世の中には変わった自動販売機が数多くある。
一時期一世を風靡した
「おでん缶」「ラーメン缶」などの食品系自販機や、
購入者に対して親しげに話しかけてくる
ダイドーの自販機。
サービスエリアにある
冷食を調理してくれる自販機なんか、ワクワクして大好きだ。
それらに共通しているのは、
「買って、その場ですぐ使える!」というコンビニエンスである。
しかし…西の国広島には、
そんな自販機の常識を打ち破る、謎の自販機が存在していたのだった…
その名は
「だし道楽」。
JR呉駅を出て、阪急ホテルを横切った先のコインパーキングの自販機コーナーに、
さり気なく存在する。
周辺の自販機は、至って普通のドリンクを販売する自販機である。
ところが1台だけなんかおかしい。
「だし(うどんだし)」しか入っていないのだ。
(しかも麺は併売されていない)何故自販機で、なぜこの場所で「だし」なのか。
この周辺には基本的に民家はない。
駅前の普通の商業地であり、
ビジネスホテルがいくつかあるような通りだ。
ビジネスホテルに宿泊するようなサラリーマンが、
「あっ、今日麺しか買ってないや!だし買お~っと」ってなるだろうか?
ここがうどん県香川、とかならまだわかる。
だがここは広島だ。

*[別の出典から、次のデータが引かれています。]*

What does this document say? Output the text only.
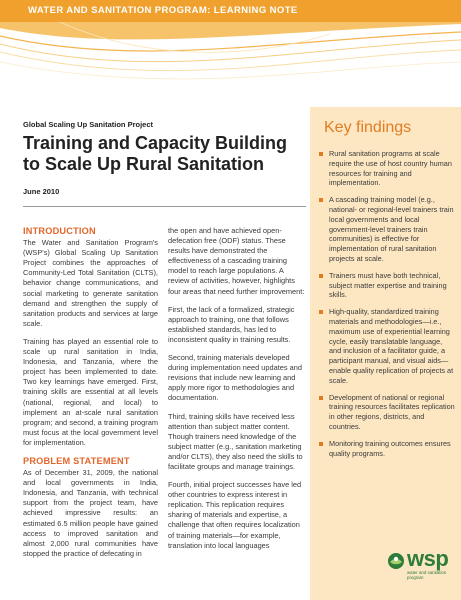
WATER AND SANITATION PROGRAM: LEARNING NOTE
Global Scaling Up Sanitation Project
Training and Capacity Building
to Scale Up Rural Sanitation
June 2010
INTRODUCTION

The Water and Sanitation Program's (WSP's) Global Scaling Up Sanitation Project combines the approaches of Community-Led Total Sanitation (CLTS), behavior change communications, and social marketing to generate sanitation demand and strengthen the supply of sanitation products and services at large scale.

Training has played an essential role to scale up rural sanitation in India, Indonesia, and Tanzania, where the project has been implemented to date. Two key learnings have emerged. First, training skills are essential at all levels (national, regional, and local) to implement an at-scale rural sanitation program; and second, a training program must focus at the local government level for implementation.

PROBLEM STATEMENT

As of December 31, 2009, the national and local governments in India, Indonesia, and Tanzania, with technical support from the project team, have achieved impressive results: an estimated 6.5 million people have gained access to improved sanitation and almost 2,000 rural communities have stopped the practice of defecating in

the open and have achieved open-defecation free (ODF) status. These results have demonstrated the effectiveness of a cascading training model to reach large populations. A review of activities, however, highlights four areas that need further improvement:

First, the lack of a formalized, strategic approach to training, one that follows established standards, has led to inconsistent quality in training results.

Second, training materials developed during implementation need updates and revisions that include new learning and apply more rigor to methodologies and documentation.

Third, training skills have received less attention than subject matter content. Though trainers need knowledge of the subject matter (e.g., sanitation marketing and/or CLTS), they also need the skills to facilitate groups and manage trainings.

Fourth, initial project successes have led other countries to express interest in replication. This replication requires sharing of materials and expertise, a challenge that often requires localization of training materials—for example, translation into local languages

Key findings
Rural sanitation programs at scale require the use of host country human resources for training and implementation.
A cascading training model (e.g., national- or regional-level trainers train local governments and local government-level trainers train communities) is effective for implementation of rural sanitation projects at scale.
Trainers must have both technical, subject matter expertise and training skills.
High-quality, standardized training materials and methodologies—i.e., maximum use of experiential learning cycle, easily translatable language, and inclusion of a facilitator guide, a participant manual, and visual aids—enable quality replication of projects at scale.
Development of national or regional training resources facilitates replication in other regions, districts, and countries.
Monitoring training outcomes ensures quality programs.
wsp
water and sanitation program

ソバの入った広島焼き、広島つけ麺、細うどんに呉冷麺と
それなりに麺好きな気質の県民ではあるが、
誓っていつでもどこでも「マイだし」を携帯するほどの麺中毒ではない。
しかもよく見ると
「お水で割るだけ 簡単 便利」と書いてある。
…このだし、
濃縮タイプであったのだ。
ただでさえ500mlくらい入ってるっぽいのに
8倍濃縮である。お徳用である。

もうどう考えても
「旅先のサラリーマンがうどん1杯を食すため」
に設置されている自販機ではない。
値段は
「あごと昆布入り」が1本650円、
「昆布入り」が450円。
高い!高いぞだし道楽!まさに道楽ってか!?
その日は値段の高さにヒヨって購入せず、
ただ大きな謎を抱えたまま帰途についたのであった。
いったい、こんな変な自販機に需要はあるのだろうかと…。
ところが、家族に話を聞いたところ、事態は意外な展開に。
「こんな変な自販機があってさ~」と話すと、
「ああ、あれ?いっぱいあるよ。有名なんだよ」とのこと。
なんと普通に
わが妹の自宅の冷蔵庫にも、このだしが入っているというのだ。
まさか、そこまで県民に浸透していようとは…。調べてみるとこの自販機、広島県江田島市にある
有限会社
二反田醤油さんが仕掛けたものらしい。
直営するうどん屋「だし道楽」の自慢のダシを、
24時間買えるように…というコンセプトで展開されているもののようだ。
(外部リンク)
だし道楽/二反田醤油のうどん屋/広島県呉市/大和のふるさと呉この自販機、現在広島県内に10台、岡山県に2台、福岡県に2台、
長崎県に1台、大阪府に4台、愛知県に2台が設置されているようで
他県にまで広がりを見せているというから驚き。
(外部リンク)
和風だしの自動販売機(設置場所について)/だし道楽「使っていくと中からトビウオが出てくるからビックリするのよねぇ~」と母。
自販機のペットボトルの中をよく見ると、確かに
怪しい影が。

「アゴ入り」というのは、エキスが入っているという意味ではなく、
本当に
1本に1匹のアゴ(トビウオ)が入っているからなのだった!
それならこの値段も納得かも。
(外部リンク)
だし道楽とは?/だし道楽妹はこのダシを、うどん用だけでなく
便利な万能調味料として、
煮物などの味付けに使っているようだ。
毎日仕事で帰りが遅くなる妹。
間違いなく美味しくて便利に使える調味料がいつでも買えるのなら、
自販機で売る意味もあるのかもしれない。
ふるさとながら、いろいろと驚かされることの多い広島の謎グルメ。
また何か見つけたときにはお伝えしたいと思う。